Blanco was a compound used primarily by soldiers throughout the Commonwealth from 1880 onwards to clean and colour their equipment. It was first used by the British Army to whiten Slade Wallace buckskin leather equipment, and later adapted to coloured versions for use on the cotton Web Infantry Equipment, Pattern 1908 webbing. Blanco became widely used throughout both world wars.

Description
Blanco initially came in either powder manufactured by the Mills Equipment Company (who designed and were a primary manufacturer of the webbing it was used on), or round cake form, much like soap, manufactured by Pickerings and which used the tradename "Blanco" and was used as a cleaning and colouring compound. (The compound was manufactured in Canada as "Capo".)  Blanco was applied with a brush and water, and rubbed into the woven cotton material of load bearing equipment, to provide a consistent colour to equipment worn by soldiers in the same unit, and as a method of cleaning the gear. Post-war experimental rectangular waxy blocks became available with greater waterproofing abilities but after 1954 Joseph Pickering & Sons Ltd introduced a tinned paste product that didn't need the addition of water and could be applied directly from the tin. Other manufacturers made competing tinned paste products until the 1980s.

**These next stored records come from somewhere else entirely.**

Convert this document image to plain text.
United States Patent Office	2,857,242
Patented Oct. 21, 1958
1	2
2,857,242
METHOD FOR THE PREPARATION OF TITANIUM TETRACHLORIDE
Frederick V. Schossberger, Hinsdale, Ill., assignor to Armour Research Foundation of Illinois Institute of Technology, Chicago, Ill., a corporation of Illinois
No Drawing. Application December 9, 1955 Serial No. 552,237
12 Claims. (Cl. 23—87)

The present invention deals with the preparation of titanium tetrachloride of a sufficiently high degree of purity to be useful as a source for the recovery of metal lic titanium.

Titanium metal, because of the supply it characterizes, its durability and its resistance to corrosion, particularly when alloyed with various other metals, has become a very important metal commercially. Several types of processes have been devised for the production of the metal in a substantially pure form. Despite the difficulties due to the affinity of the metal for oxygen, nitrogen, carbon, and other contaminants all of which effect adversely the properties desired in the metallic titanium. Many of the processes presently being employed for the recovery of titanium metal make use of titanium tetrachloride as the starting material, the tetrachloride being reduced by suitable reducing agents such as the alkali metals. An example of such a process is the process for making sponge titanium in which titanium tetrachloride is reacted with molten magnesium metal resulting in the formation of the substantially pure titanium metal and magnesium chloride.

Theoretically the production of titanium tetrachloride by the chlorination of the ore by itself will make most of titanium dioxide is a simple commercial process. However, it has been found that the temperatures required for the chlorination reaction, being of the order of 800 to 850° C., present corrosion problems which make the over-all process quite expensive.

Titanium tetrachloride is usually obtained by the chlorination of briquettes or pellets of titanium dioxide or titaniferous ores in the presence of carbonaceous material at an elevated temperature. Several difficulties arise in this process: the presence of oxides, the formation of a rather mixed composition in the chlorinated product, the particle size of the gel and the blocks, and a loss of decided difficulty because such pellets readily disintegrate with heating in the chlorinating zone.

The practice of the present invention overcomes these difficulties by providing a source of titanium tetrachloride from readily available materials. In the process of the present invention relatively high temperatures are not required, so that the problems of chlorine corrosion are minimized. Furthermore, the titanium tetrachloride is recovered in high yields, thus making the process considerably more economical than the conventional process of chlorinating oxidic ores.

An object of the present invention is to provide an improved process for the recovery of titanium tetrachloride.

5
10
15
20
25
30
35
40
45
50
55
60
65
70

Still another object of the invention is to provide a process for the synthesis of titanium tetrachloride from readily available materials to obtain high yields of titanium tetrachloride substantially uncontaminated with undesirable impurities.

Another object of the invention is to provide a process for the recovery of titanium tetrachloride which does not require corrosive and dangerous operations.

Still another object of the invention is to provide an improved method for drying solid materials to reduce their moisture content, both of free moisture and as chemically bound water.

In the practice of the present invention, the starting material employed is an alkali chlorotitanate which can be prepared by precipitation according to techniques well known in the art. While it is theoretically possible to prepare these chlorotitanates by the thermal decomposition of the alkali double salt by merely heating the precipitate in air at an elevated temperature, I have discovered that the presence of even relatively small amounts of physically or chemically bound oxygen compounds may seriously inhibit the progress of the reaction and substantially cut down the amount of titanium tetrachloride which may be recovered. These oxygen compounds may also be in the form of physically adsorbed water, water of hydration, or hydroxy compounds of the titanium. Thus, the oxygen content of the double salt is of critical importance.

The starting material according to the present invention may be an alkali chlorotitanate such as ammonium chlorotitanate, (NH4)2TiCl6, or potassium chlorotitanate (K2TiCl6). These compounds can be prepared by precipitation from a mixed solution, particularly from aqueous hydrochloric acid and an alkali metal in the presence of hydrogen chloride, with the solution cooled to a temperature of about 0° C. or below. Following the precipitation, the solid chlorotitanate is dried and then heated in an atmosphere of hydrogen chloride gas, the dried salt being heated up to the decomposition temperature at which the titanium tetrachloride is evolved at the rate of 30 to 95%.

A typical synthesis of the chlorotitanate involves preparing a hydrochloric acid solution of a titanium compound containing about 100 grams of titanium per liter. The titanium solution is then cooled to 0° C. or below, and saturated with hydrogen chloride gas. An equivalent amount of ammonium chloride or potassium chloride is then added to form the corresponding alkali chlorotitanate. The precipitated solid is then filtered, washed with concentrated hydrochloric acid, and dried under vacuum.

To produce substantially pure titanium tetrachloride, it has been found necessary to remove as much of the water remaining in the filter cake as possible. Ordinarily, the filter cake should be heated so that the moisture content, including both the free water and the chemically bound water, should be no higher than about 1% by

Blanco came in many different colours, the most common being either the original No. 7 (British No. 61 Buff), a "khaki" colour which in practice was a tan shade, or one of two shades of green, either No. 9 or British No. 3 Khaki Green. Other colours included black (used by Royal Armoured Corps and rifle regiments per regimental custom), white (for ceremonial duties or military policemen on traffic control duty) or blue (by air force units), the latter being a shade known as "RAF Blue" for use on the RAF blue-grey web equipment.

Post-war use
A post-war blanco colour adopted by at least one unit of the Parachute Regiment (5th - later renumbered 15th Scottish Battalion) was maroon, using the waxy form of blanco to give a shiny scuff-resistant finish.

As the use of cotton webbing declined, and was replaced by nylon and other synthetic materials, the need for blanco, and its complementary product, Brasso, in maintaining personal military equipment, disappeared.

Impact
The word "Blanco" itself also became used as a verb, as in "to blanco a piece of equipment".  The past tense of blanco is usually seen in print as "blancoed".

It appears in the phrase "Bull, Blanco and Brasso" to refer to the methods used to bring uniform to immaculate condition.